“Amelie: A New Musical”

Susan Granger’s review of “Amelie: A New Musical” (Walter Kerr Theater)

 

“Amelie: A New Musical” is absolutely awful! Let me count the ways…

Based on Jean-Pierre Jeunet’s whimsical 2001 French film, starring Audrey Tatou, it’s about a young woman, Amelie Poulain, with a soaring imagination who feels compelled to do good deeds, confounding those around her.

“I can see the world I’m dreaming all around me,” sings Young Amelie (Savvy Crawford), raised in isolation by a coldly distant doctor father (Manoel Felciano), who suspects she has a heart condition, and an unloving mother (Alison Cimmmet), who’s killed by a suicidal man jumping from the top of Notre Dame Cathedral.
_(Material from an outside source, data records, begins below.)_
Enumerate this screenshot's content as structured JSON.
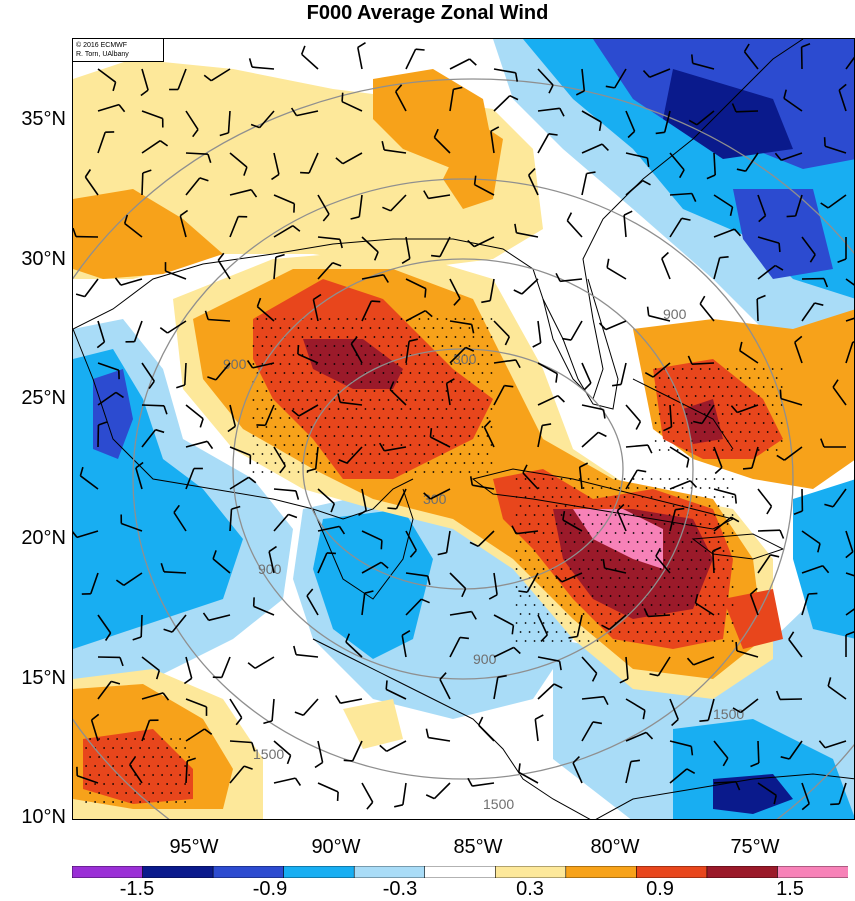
{
  "title": "F000 Average Zonal Wind",
  "credit": {
    "line1": "© 2016 ECMWF",
    "line2": "R. Torn, UAlbany"
  },
  "lat_labels": [
    "35°N",
    "30°N",
    "25°N",
    "20°N",
    "15°N",
    "10°N"
  ],
  "lon_labels": [
    "95°W",
    "90°W",
    "85°W",
    "80°W",
    "75°W"
  ],
  "colorbar": {
    "labels": [
      "-1.5",
      "-0.9",
      "-0.3",
      "0.3",
      "0.9",
      "1.5"
    ],
    "colors": [
      "#9a2fd6",
      "#0a1a8c",
      "#2c4bd0",
      "#18aef2",
      "#a9dcf7",
      "#ffffff",
      "#fde89a",
      "#f7a21a",
      "#e8461c",
      "#9b1a2a",
      "#f782b8"
    ]
  },
  "contour_labels": [
    "300",
    "300",
    "900",
    "900",
    "900",
    "900",
    "1500",
    "1500",
    "1500"
  ],
  "shading_colors": {
    "dark_blue": "#2c4bd0",
    "navy": "#0a1a8c",
    "cyan": "#18aef2",
    "light_blue": "#a9dcf7",
    "light_yellow": "#fde89a",
    "orange": "#f7a21a",
    "red_orange": "#e8461c",
    "dark_red": "#9b1a2a",
    "pink": "#f782b8",
    "contour_gray": "#8f8f8f"
  }
}
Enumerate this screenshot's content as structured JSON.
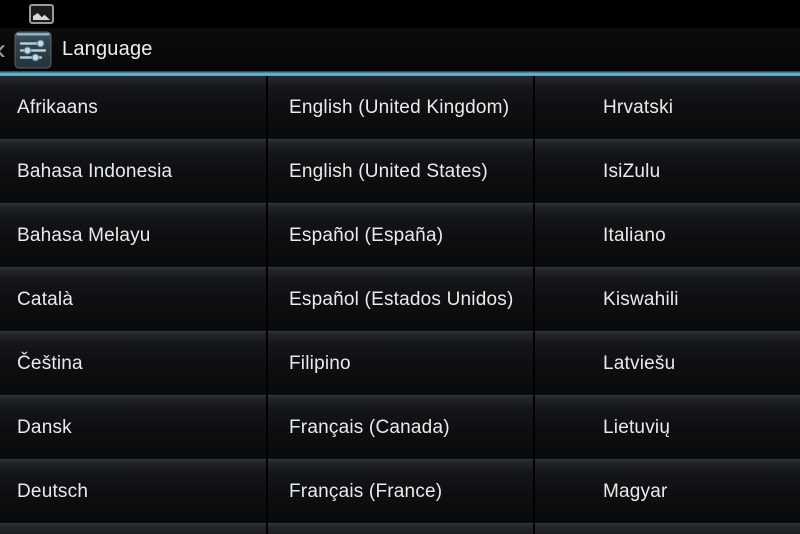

When she grows up, Amelie (Phillipa Soo) works in a Parisian café, surrounded by Montmartre eccentrics – plus Amelie’s nosy neighbor, Dufayel (Tony Sheldon), a fragile, elderly artist who repeatedly copies Renoir paintings.

Quirky Amelie is voyeuristically obsessed with the philanthropic nobility and tragic death of Princess Diana, which prompts a fantasy sequence as she’s serenaded by Elton John (Randy Blair).

Princess Di’s image prompts Amelie to do kind things- like returning lost ‘treasures’ and romantic match-making. Then there’s this sensitive fellow, Nino (Adam Chanler-Berat), a Pigalle porn shop clerk who collects strips of discarded snapshots from Metro station photo booths. And let’s not forget Amelie’s father’s garden gnome, who hooks up with a curvaceous stewardess and becomes a world traveler.

Ineptly adapted by Craig Lucas with charmless, derivative music by Daniel Messe and inanely rhyming lyrics by Nathan Tysen, it’s awkwardly directed by Pam McKinnon, who drenches everything with a cloying, artificial cuteness, and frenetically choreographed by Sam Pinkleton.

Waifish Phillipa Soo, who originally played Eliza in “Hamilton,” has a lovely, lilting voice; too bad it’s wasted on this drivel.

As a friend once cautioned me about a dreadful show, “Don’t even walk by the theater because it might start to rain and you’d duck in for cover” – and be trapped for an hour and 40 minutes – without an intermission. Revered New York Times critic Walter Kerr must be spinning in his grave!